Surgical removal of a herniated disc is usually unsuccessful because the metabolic disturbance within the inflamed segment contributes to the irritation of the nerve root. By some estimates, 50% of patients who have had surgery for a herniated disc do not improve and sometimes even worsen. Removing the disc does not always solve the problem and in many cases only makes it worse. When both the disc and the facet joint are swollen, intermittent leg pain is likely to originate from the facet joint. The rich blood supply to the facet joint makes it more susceptible.

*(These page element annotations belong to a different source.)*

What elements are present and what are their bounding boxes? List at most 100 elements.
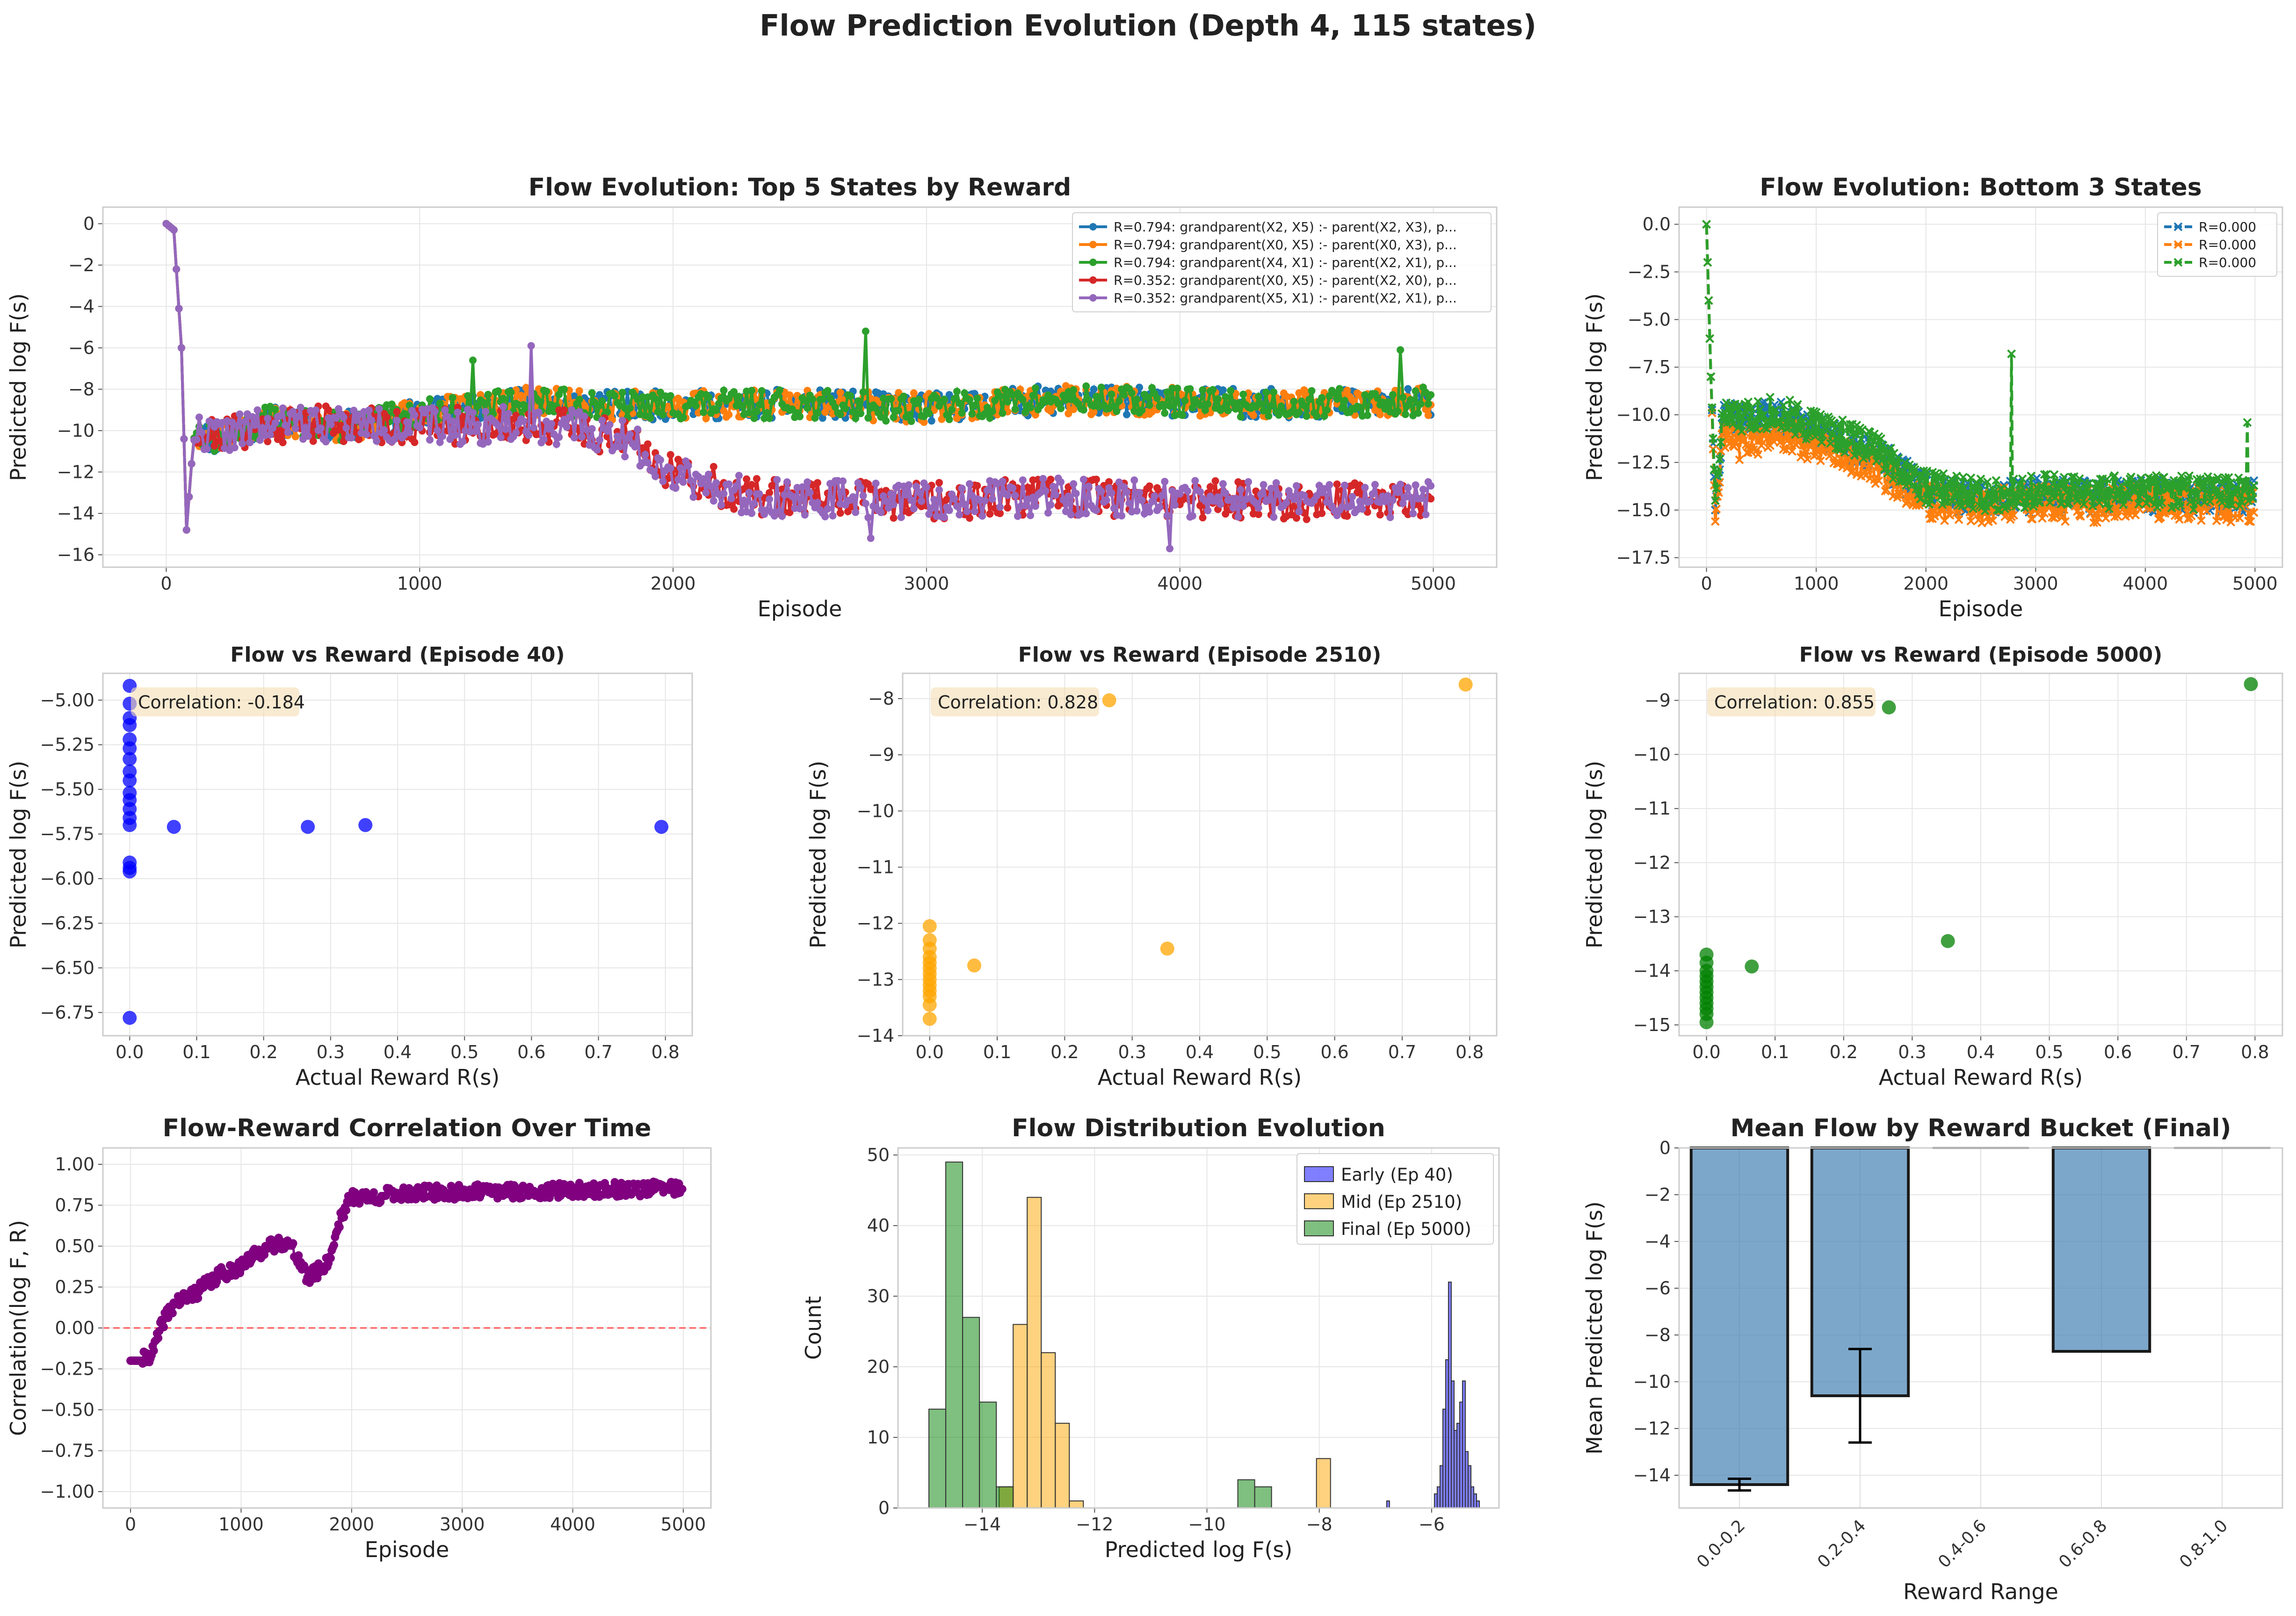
- data-point: [900, 392, 908, 400]
- data-point: [606, 421, 614, 429]
- data-point: [1376, 411, 1384, 418]
- data-point: [801, 397, 809, 404]
- data-point: [469, 356, 477, 364]
- data-point: [978, 512, 986, 520]
- data-point: [804, 478, 811, 486]
- x-tick-label: 0.7: [2173, 1042, 2201, 1062]
- data-point: [180, 435, 188, 443]
- data-point: [927, 417, 935, 425]
- data-point: [732, 482, 740, 490]
- x-tick-label: 0.0: [116, 1042, 144, 1062]
- data-point: [847, 392, 855, 400]
- histogram-bar: [1316, 1458, 1331, 1508]
- data-point: [1222, 489, 1230, 497]
- data-point: [611, 392, 619, 400]
- x-tick-label: −6: [1419, 1514, 1445, 1535]
- data-point: [1097, 383, 1105, 391]
- data-point: [704, 393, 712, 401]
- data-point: [644, 459, 652, 467]
- data-point: [603, 427, 611, 435]
- y-tick-label: −17.5: [1616, 548, 1671, 568]
- data-point: [1424, 411, 1432, 419]
- data-point: [1057, 478, 1065, 486]
- data-point: [765, 489, 773, 497]
- data-point: [983, 486, 991, 494]
- data-point: [241, 418, 249, 426]
- x-tick-label: 0.7: [584, 1042, 612, 1062]
- data-point: [123, 864, 137, 879]
- x-tick-label: 1000: [397, 573, 442, 594]
- data-point: [971, 401, 978, 409]
- data-point: [342, 424, 350, 432]
- data-point: [836, 509, 844, 517]
- data-point: [1072, 490, 1080, 498]
- y-tick-label: −14: [57, 503, 94, 524]
- data-point: [1158, 491, 1166, 499]
- data-point: [859, 492, 867, 500]
- data-point: [804, 404, 811, 412]
- data-point: [393, 417, 401, 425]
- data-point: [818, 395, 826, 403]
- y-axis-label: Predicted log F(s): [1582, 761, 1607, 949]
- y-tick-label: 10: [867, 1427, 890, 1448]
- data-point: [1275, 491, 1283, 499]
- data-point: [1404, 385, 1412, 393]
- data-point: [1419, 485, 1427, 493]
- data-point: [890, 413, 898, 421]
- histogram-bar: [1055, 1422, 1070, 1508]
- data-point: [416, 424, 424, 432]
- data-point: [862, 499, 869, 507]
- data-point: [520, 417, 528, 425]
- data-point: [203, 445, 211, 453]
- x-tick-label: 0.3: [1118, 1042, 1146, 1062]
- data-point: [1229, 504, 1237, 512]
- data-point: [1004, 398, 1012, 406]
- data-point: [1340, 481, 1348, 489]
- data-point: [484, 390, 492, 398]
- data-point: [725, 480, 733, 488]
- x-tick-label: 4000: [550, 1514, 595, 1535]
- data-point: [170, 226, 178, 234]
- data-point: [1145, 482, 1153, 490]
- data-point: [504, 410, 512, 418]
- data-point: [1384, 398, 1392, 406]
- data-point: [302, 424, 310, 432]
- data-point: [750, 414, 758, 422]
- data-point: [393, 408, 401, 416]
- data-point: [1047, 476, 1055, 483]
- data-point: [603, 408, 611, 416]
- x-axis-label: Episode: [758, 596, 842, 621]
- data-point: [933, 394, 941, 402]
- data-point: [945, 506, 953, 514]
- data-point: [877, 508, 885, 516]
- data-point: [383, 413, 391, 421]
- data-point: [388, 400, 396, 408]
- data-point: [720, 386, 728, 394]
- x-tick-label: 0: [125, 1514, 136, 1535]
- data-point: [1130, 476, 1138, 484]
- data-point: [294, 413, 302, 421]
- panel-p1: 0 1000 2000 3000 4000 50000−2−4−6−8−10−12−14−…: [6, 173, 1498, 621]
- y-tick-label: −15: [1633, 1015, 1671, 1035]
- data-point: [1082, 382, 1090, 390]
- data-point: [672, 484, 680, 492]
- data-point: [857, 483, 865, 491]
- data-point: [657, 456, 664, 464]
- data-point: [700, 408, 708, 416]
- data-point: [922, 1011, 937, 1026]
- data-point: [411, 438, 419, 446]
- data-point: [666, 392, 674, 400]
- data-point: [1156, 503, 1164, 511]
- data-point: [1348, 493, 1356, 501]
- x-tick-label: 0.3: [1898, 1042, 1926, 1062]
- data-point: [836, 389, 844, 397]
- data-point: [1406, 396, 1414, 404]
- data-point: [968, 410, 976, 418]
- x-tick-label: 3000: [2013, 573, 2058, 594]
- data-point: [1125, 499, 1133, 507]
- data-point: [1401, 411, 1409, 418]
- data-point: [973, 394, 981, 402]
- data-point: [297, 404, 304, 411]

In fact, the main source of pain is the facet joints, so removing the disc shortens the segment and forces these joints to bear more weight. After surgery, the leg pain intensifies - and this is so depressing for the patient, especially after everything he has had to endure. As soon as you get up, all the symptoms reappear in all their glory. Sometimes you hear about a repeat operation in 2-3 weeks, already at a different level.

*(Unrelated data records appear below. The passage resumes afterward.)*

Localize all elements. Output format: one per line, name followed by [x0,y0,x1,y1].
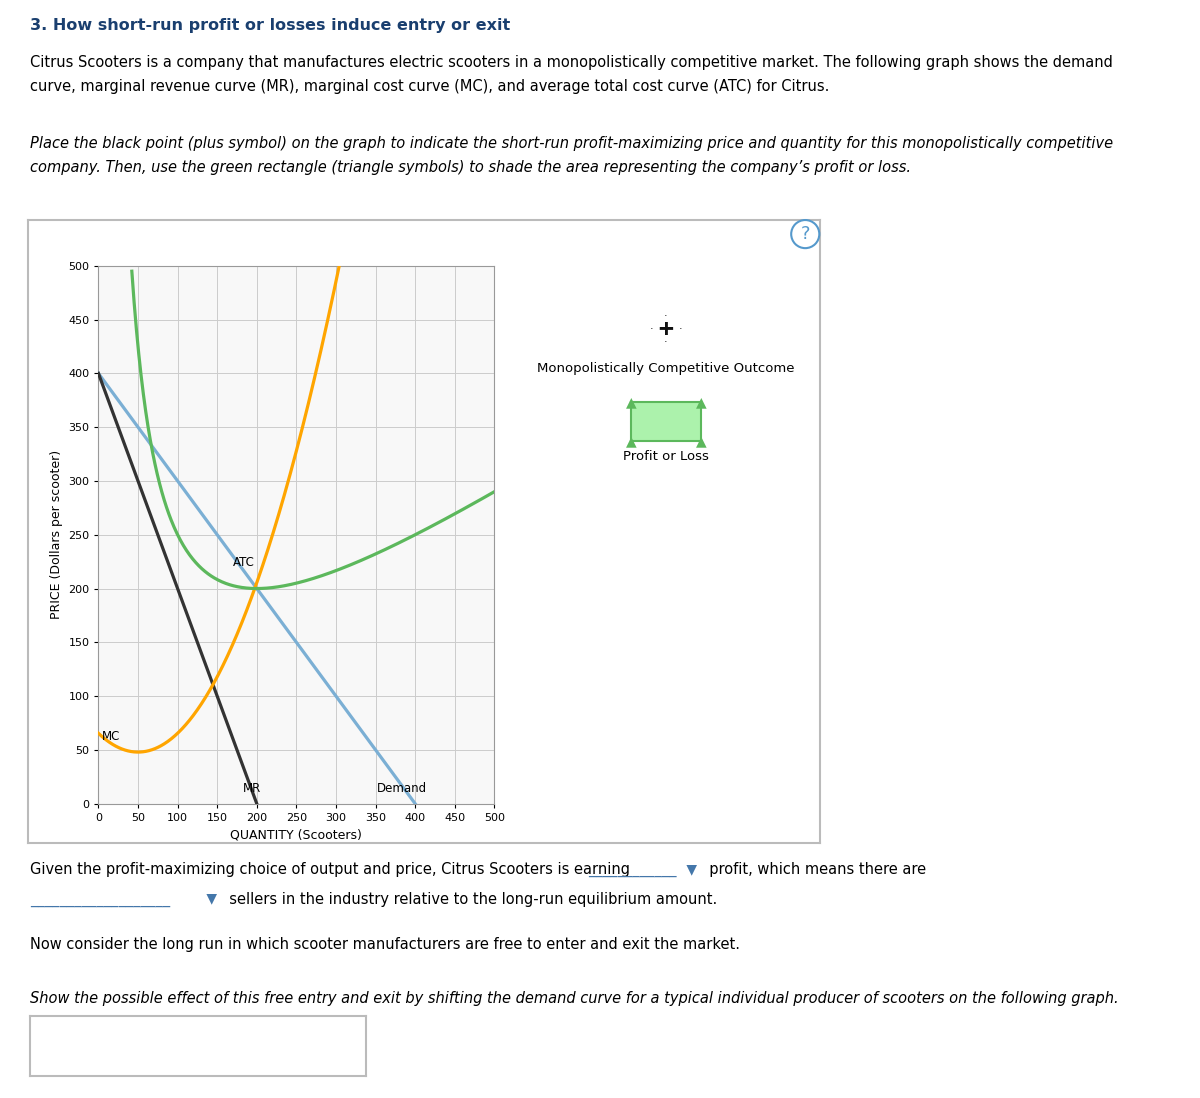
Text: ATC: ATC [233,557,254,569]
Y-axis label: PRICE (Dollars per scooter): PRICE (Dollars per scooter) [49,450,62,619]
Text: Now consider the long run in which scooter manufacturers are free to enter and e: Now consider the long run in which scoot… [30,937,740,952]
Text: ·: · [664,311,668,322]
Text: ·: · [649,324,654,335]
Text: ___________________: ___________________ [30,892,170,907]
Text: ▲: ▲ [626,434,636,448]
Text: ·: · [664,337,668,348]
Text: ▲: ▲ [696,395,706,410]
Text: Citrus Scooters is a company that manufactures electric scooters in a monopolist: Citrus Scooters is a company that manufa… [30,55,1112,70]
Text: Place the black point (plus symbol) on the graph to indicate the short-run profi: Place the black point (plus symbol) on t… [30,136,1114,152]
Text: sellers in the industry relative to the long-run equilibrium amount.: sellers in the industry relative to the … [220,892,716,907]
X-axis label: QUANTITY (Scooters): QUANTITY (Scooters) [230,828,362,841]
Text: MR: MR [244,782,262,795]
Text: ▲: ▲ [696,434,706,448]
Text: ?: ? [800,225,810,243]
Text: ▲: ▲ [626,395,636,410]
Text: Profit or Loss: Profit or Loss [623,450,709,463]
Text: ____________: ____________ [588,862,677,877]
Text: company. Then, use the green rectangle (triangle symbols) to shade the area repr: company. Then, use the green rectangle (… [30,160,911,176]
Text: ▼: ▼ [202,892,217,906]
Text: 3. How short-run profit or losses induce entry or exit: 3. How short-run profit or losses induce… [30,18,510,33]
Text: ·: · [678,324,683,335]
Text: Monopolistically Competitive Outcome: Monopolistically Competitive Outcome [538,362,794,376]
Text: Demand: Demand [377,782,427,795]
Text: profit, which means there are: profit, which means there are [700,862,925,877]
Text: +: + [659,317,673,341]
Text: Given the profit-maximizing choice of output and price, Citrus Scooters is earni: Given the profit-maximizing choice of ou… [30,862,640,877]
Text: ▼: ▼ [682,862,696,876]
Text: curve, marginal revenue curve (MR), marginal cost curve (MC), and average total : curve, marginal revenue curve (MR), marg… [30,79,829,94]
Text: Show the possible effect of this free entry and exit by shifting the demand curv: Show the possible effect of this free en… [30,991,1118,1007]
Text: MC: MC [102,730,120,743]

Still, many spinal surgeries are successful. In the past, a more radical operation called a laminectomy was performed, which involved first removing the entire disc (pulling it off piece by piece with a scalpel and forceps, like ripping off a fingernail) and then removing part of the bony arch of the vertebra above and below the nerve. Sometimes, the same operation would also involve joining the spinal segments together to prevent instability from breaking down the fibrous connective tissue, either by filling the empty space where the disc had been with bone fragments (usually taken from the iliac crest) or by inserting two large bolts into the facet joints. More recently, spinal surgery has become less radical (and less disruptive to the mechanics of the spine when it is forced to move again).

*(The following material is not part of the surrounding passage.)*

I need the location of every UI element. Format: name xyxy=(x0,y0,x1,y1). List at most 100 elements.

Disc microectomy is a much more delicate operation: through a tiny incision in the skin, as little of the disc as possible is removed (basically just the herniated disc itself). The wound is small and there are few cuts, so the scar is almost invisible. The best surgeons not only do what is necessary, but also restore the cut thoracolumbar fascia before stitching the wound. Thanks to this, vertical fixation of the spinal segments is maintained (and this ultimately helps to avoid instability). It is also very important to minimize blood loss during the operation. Many doctors recommend that the patient return to normal motor activity as soon as possible after the removal of the herniated disc. Movement prevents stagnation of blood and lymph in the tissues, so fewer adhesions occur, which prevent all the moving structures of the spine from starting to work again.

More selective surgeons use the strictest criteria, in which case a herniated disc is operated only when there are neurological symptoms in the sciatic region and the legs cannot function normally. Pain itself is not a reason to open up the back and remove the disc. It is too subjective a factor. In addition, pain can be caused by many other disorders. Imagine how terrible it is when the disc is removed and the pain remains - and this happens very often.